All of which prompts Siyavash to respond:
Thank you for your heartfelt and grounded message. If I were to sum up my response in a spirit you might relate to, given your deep love for dance, I’d offer the quote often attributed to Emma Goldman: “If I can’t dance, I don’t want to be part of your revolution.”
It speaks to the kind of liberation we both long for, one where joy, dignity, and humanity are not sacrificed in the process of resistance.
You asked an important question about whether we should focus our energy on the system of apartheid or deal with its toxic by-products too. I think the two are deeply linked. From my experience in Iran, I saw firsthand what happens when we think the “enemy of my enemy could be our friend.” We threw our lot in with religious fundamentalists just because they opposed the Shah. That miscalculation cost us deeply. We didn’t realise that by fighting one form of oppression, we were handing power to something even more repressive. That enemy of our enemy quickly became our jailer.
In Persian we say: “از چاله به چاه افتادن” — “to fall from a pothole into a well.” And another saying: “اول چاه را بکن بعد مناره را بدزد” — “Dig the well before you steal the minaret.”
They’re old phrases, but they feel painfully relevant now.
I worry deeply that the incredible sacrifice and resistance of the Palestinian people might one day be co-opted or hijacked by forces that do not represent their dreams for freedom and dignity. I say this not from afar, but from the lessons carved into the Iranian soul over the last 45 years. I look at what Hamas has become, and who benefits from its existence, and I sincerely hope that the secular and nationalist movements can once again take the reins and chart a course for true liberation, free of both occupation and authoritarianism.
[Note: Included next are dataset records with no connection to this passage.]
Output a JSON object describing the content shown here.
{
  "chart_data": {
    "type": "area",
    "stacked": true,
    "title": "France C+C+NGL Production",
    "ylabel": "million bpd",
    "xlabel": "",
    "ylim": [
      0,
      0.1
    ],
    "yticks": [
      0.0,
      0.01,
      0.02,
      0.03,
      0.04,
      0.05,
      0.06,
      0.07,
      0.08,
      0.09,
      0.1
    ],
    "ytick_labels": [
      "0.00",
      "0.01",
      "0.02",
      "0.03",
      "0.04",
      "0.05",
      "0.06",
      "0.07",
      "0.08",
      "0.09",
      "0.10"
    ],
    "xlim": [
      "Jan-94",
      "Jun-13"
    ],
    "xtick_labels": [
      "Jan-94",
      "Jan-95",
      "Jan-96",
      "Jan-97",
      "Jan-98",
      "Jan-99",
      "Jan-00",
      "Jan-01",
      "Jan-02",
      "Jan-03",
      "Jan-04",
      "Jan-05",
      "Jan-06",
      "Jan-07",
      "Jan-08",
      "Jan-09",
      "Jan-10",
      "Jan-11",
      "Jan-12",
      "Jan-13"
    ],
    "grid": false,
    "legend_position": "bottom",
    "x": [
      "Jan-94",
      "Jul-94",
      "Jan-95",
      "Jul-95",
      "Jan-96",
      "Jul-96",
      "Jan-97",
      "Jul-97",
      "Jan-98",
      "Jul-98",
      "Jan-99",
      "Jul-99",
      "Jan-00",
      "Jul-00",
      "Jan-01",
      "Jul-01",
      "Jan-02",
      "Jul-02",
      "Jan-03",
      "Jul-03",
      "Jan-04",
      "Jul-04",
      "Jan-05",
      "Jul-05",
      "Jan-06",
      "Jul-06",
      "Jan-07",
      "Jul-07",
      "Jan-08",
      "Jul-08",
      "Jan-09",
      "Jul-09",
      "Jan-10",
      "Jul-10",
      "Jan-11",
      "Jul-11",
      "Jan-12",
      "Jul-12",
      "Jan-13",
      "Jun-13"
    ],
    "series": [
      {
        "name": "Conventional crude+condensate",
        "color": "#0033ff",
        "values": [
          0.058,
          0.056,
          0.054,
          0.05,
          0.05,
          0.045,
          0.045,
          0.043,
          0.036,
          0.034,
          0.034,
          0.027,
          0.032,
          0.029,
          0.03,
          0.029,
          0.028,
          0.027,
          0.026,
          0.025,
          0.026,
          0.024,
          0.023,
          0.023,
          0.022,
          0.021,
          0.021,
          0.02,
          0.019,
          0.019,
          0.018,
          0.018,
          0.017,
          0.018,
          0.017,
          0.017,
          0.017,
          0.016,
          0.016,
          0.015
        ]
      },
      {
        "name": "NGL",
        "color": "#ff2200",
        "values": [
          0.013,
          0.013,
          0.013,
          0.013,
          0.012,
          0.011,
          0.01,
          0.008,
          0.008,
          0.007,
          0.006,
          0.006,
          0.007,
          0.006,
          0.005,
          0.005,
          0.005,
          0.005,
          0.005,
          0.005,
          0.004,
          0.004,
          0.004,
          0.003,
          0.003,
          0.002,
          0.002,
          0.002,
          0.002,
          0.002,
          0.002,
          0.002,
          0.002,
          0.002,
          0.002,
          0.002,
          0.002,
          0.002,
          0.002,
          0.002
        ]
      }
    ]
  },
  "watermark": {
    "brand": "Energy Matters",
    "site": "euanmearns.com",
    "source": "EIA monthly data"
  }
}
Your personal story touches me. Losing land, family, and a sense of home is a grief I cannot claim to fully understand, but I see its depth and weight in your words. Your clarity and refusal to let that grief turn into hate or tunnel vision is powerful. That’s the kind of strength that builds bridges, not just in politics, but between hearts.
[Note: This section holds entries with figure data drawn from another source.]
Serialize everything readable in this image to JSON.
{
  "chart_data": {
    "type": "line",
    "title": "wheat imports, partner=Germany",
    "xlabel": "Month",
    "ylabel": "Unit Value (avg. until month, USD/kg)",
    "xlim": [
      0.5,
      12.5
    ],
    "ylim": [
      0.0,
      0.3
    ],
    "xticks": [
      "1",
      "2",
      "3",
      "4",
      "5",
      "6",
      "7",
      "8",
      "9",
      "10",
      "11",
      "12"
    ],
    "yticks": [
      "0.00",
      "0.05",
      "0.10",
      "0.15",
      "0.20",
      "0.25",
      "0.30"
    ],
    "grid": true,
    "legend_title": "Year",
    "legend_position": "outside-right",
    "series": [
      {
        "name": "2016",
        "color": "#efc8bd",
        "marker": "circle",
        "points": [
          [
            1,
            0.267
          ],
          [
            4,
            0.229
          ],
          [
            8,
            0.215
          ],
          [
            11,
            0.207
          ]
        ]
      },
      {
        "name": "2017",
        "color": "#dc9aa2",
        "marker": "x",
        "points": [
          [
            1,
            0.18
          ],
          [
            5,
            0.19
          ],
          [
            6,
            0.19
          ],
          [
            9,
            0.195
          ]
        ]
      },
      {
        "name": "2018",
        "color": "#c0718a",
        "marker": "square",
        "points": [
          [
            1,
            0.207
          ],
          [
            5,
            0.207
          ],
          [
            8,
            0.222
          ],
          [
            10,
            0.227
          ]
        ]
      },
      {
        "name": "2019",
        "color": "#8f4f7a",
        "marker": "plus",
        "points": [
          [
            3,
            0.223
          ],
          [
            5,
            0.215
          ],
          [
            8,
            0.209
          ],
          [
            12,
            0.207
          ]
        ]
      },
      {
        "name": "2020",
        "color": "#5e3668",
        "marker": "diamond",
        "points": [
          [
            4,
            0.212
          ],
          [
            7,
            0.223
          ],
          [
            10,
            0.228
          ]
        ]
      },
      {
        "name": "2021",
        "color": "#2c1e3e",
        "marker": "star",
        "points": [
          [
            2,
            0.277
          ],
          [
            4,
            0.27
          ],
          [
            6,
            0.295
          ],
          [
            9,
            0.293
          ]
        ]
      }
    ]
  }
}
I truly hope that in our lifetimes, we’ll sit together in a café in a free Gaza, maybe even during a Waziz reunion concert, and look back on these conversations with gratitude, for having spoken honestly, and for having listened with open hearts.
Much love and respect
And Rasheed closes the conversation:
Thank you Siyavash for your kind and sweet response. I must say your writing style beyond being objective is charming and engaging. How did you do that?